As previously stated, Arias cannot at this late date exhaust her administrative remedies by filing another Charge of Discrimination with the EEOC to assert claims under GINA or the ADEA. Accordingly, any repleading of these claims would be futile, and they should be dismissed with prejudice. Hernandez v. Duncanville Sch. Dist., No. 3:04-CV-2028-BH (B), 2005 WL 723458, at *11-12 (N.D. Tex. Mar. 29, 2005); see also Shabazz v. Communs. Workers of America/Texas State Emples. Union, No. 3:02-CV-2698-M, 2003 WL 22388570, at *11 (N.D. Tex. Sept. 30, 2003).

Although Arias has made many conclusory allegations against Amazon in connection with her claims under Title VII and the ADA, some of which may not be legally viable even if repleaded, the undersigned concludes that she has not properly pleaded her best case and should be permitted to replead her claims in accordance with this Findings, Conclusions, and Recommendation.

IV. CONCLUSION

Amazon's Motion to Dismiss (ECF No. 12) should not be granted under Rule 12(b)(5) and should be granted pursuant to Rule 12(b)(6). Arias's claims under GINA and the ADEA should be dismissed with prejudice, and her claims under Title VII and the ADA should be dismissed without prejudice.

RECOMMENDATION

United States District Judge Reed O'Connor should GRANT Amazon's Amended Motion to Dismiss (ECF No. 19) in part and DENY it in part.

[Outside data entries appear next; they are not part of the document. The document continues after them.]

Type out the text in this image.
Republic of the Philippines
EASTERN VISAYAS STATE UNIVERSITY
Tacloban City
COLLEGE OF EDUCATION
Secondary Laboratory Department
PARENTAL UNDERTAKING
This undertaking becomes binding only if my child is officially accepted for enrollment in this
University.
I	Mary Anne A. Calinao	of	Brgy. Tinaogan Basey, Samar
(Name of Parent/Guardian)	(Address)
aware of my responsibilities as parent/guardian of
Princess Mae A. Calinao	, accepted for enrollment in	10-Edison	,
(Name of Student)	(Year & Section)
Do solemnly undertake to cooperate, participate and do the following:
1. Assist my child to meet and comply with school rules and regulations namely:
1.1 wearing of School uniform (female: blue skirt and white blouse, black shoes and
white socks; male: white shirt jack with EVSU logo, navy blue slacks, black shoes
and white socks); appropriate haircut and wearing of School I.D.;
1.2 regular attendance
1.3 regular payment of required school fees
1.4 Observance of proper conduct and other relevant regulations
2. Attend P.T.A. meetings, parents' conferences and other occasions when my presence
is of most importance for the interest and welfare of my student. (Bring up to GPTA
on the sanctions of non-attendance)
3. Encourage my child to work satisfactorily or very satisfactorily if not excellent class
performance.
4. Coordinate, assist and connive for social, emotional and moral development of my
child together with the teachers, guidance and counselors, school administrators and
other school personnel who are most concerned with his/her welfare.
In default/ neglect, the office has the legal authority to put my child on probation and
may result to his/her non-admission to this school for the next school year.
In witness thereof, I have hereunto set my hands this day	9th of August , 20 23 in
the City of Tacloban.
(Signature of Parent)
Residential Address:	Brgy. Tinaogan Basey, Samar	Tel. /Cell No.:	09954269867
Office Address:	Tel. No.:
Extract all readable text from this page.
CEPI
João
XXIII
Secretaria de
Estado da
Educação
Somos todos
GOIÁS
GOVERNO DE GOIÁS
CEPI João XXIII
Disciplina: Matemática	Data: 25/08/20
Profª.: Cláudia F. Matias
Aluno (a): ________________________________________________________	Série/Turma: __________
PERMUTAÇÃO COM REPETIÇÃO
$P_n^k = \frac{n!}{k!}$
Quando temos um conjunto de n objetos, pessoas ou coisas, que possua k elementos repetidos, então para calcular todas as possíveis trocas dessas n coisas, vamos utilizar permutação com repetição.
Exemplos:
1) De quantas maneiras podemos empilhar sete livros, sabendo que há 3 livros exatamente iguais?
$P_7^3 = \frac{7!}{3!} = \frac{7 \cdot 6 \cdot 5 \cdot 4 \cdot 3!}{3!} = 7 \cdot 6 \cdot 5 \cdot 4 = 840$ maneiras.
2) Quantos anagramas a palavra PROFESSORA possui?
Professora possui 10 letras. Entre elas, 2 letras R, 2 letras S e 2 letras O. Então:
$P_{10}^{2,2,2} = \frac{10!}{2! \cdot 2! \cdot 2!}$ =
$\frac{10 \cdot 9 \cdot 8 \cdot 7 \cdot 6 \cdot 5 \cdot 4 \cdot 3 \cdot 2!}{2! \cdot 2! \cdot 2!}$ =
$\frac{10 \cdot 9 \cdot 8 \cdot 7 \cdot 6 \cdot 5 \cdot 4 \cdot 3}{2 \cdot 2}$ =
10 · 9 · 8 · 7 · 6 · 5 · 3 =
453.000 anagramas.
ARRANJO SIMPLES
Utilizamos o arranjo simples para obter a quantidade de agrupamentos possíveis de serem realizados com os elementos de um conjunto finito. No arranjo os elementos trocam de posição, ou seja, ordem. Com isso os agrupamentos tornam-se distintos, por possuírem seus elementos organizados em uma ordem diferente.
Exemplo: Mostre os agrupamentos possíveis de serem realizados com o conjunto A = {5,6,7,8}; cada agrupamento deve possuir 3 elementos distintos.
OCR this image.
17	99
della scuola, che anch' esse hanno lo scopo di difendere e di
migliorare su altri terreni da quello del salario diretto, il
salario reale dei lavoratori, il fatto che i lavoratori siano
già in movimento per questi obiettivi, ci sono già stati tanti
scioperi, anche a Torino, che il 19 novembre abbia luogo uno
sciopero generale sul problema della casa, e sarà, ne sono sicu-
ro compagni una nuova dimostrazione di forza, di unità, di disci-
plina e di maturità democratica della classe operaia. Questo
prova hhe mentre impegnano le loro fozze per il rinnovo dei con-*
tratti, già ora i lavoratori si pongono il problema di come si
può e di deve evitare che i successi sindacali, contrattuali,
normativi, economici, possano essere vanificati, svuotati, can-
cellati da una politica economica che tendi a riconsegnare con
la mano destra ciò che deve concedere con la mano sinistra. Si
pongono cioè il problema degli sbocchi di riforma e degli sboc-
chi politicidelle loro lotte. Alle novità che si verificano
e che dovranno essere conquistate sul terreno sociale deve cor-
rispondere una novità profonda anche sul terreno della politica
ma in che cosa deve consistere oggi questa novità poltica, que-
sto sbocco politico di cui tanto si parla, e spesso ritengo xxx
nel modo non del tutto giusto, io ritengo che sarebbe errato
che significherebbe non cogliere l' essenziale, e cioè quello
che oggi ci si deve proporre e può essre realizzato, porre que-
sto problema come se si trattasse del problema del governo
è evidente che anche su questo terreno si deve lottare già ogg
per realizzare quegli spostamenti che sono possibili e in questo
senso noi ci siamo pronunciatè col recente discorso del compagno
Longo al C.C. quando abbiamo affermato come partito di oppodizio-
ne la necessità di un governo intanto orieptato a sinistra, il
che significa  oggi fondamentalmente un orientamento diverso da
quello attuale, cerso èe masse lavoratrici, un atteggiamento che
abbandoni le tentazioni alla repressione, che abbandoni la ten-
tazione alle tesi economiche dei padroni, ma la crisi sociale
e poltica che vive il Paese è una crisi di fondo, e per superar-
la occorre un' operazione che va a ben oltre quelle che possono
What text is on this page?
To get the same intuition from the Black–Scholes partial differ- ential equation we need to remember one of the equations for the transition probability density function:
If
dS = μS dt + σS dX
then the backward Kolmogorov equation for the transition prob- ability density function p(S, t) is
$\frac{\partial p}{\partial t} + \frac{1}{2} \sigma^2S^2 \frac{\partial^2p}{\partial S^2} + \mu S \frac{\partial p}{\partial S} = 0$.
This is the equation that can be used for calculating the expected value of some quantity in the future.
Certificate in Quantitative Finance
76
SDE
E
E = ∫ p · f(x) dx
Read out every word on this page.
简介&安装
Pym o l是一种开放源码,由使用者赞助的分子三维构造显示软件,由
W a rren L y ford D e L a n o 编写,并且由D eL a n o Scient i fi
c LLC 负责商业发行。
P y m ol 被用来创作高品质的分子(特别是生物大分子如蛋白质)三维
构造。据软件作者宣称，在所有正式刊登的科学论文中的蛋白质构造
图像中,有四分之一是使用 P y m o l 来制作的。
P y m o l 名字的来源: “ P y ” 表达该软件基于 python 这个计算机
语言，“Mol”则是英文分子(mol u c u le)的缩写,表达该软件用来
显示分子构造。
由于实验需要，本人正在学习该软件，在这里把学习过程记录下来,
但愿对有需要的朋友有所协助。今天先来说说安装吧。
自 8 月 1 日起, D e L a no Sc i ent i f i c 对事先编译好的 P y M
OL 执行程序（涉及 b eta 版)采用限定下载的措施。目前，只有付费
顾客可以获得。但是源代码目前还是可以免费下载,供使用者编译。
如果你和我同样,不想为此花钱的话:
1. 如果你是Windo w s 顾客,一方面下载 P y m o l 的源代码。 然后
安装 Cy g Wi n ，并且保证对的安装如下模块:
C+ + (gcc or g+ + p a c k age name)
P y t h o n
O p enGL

He should DENY Amazon's Amended Motion to Dismiss under Federal Rule of Civil Procedure 12(b)(5) and GRANT it under Federal Rule of Civil Procedure 12(b)(6). He should DISMISS WITH PREJUDICE Arias's claims under the Genetic Information Nondiscrimination Act and the Age Discrimination in Employment Act, DISMISS WITHOUT PREJUDICE Arias's claims under Title VII of the Civil Rights Act of 1964 and the Americans with Disabilities Act, and allow her an opportunity to file an amended complaint within the fourteen days allotted for objections to this recommendation. If Arias files an amended complaint repleading her claims under Title VII and the ADA, the action should be allowed to proceed on the amended complaint.

A copy of this Findings, Conclusions, and Recommendation shall be served on all parties in the manner provided by law. Any party who objects to any part of this Findings, Conclusions, and Recommendation must file specific written objections within fourteen days after being served with a copy. See 28 U.S.C. § 636(b)(1)(B); Fed. R. Civ. P. 72(b)(1). To be specific, an objection must identify the specific finding or recommendation to which the objection is made, state the basis for the objection, and specify the place in the magistrate judge's Findings, Conclusions, and Recommendation where the disputed determination is found. An objection that merely incorporates by reference or refers to the briefing before the magistrate judge is not specific. Failure to file specific written objections will bar the aggrieved party from appealing the factual findings and legal conclusions of the magistrate judge that are accepted or adopted by the district court, except upon grounds of plain error. See Douglass v. United Services Auto. Ass'n, 79 F.3d 1415, 1417 (5th Cir. 1996) (en banc).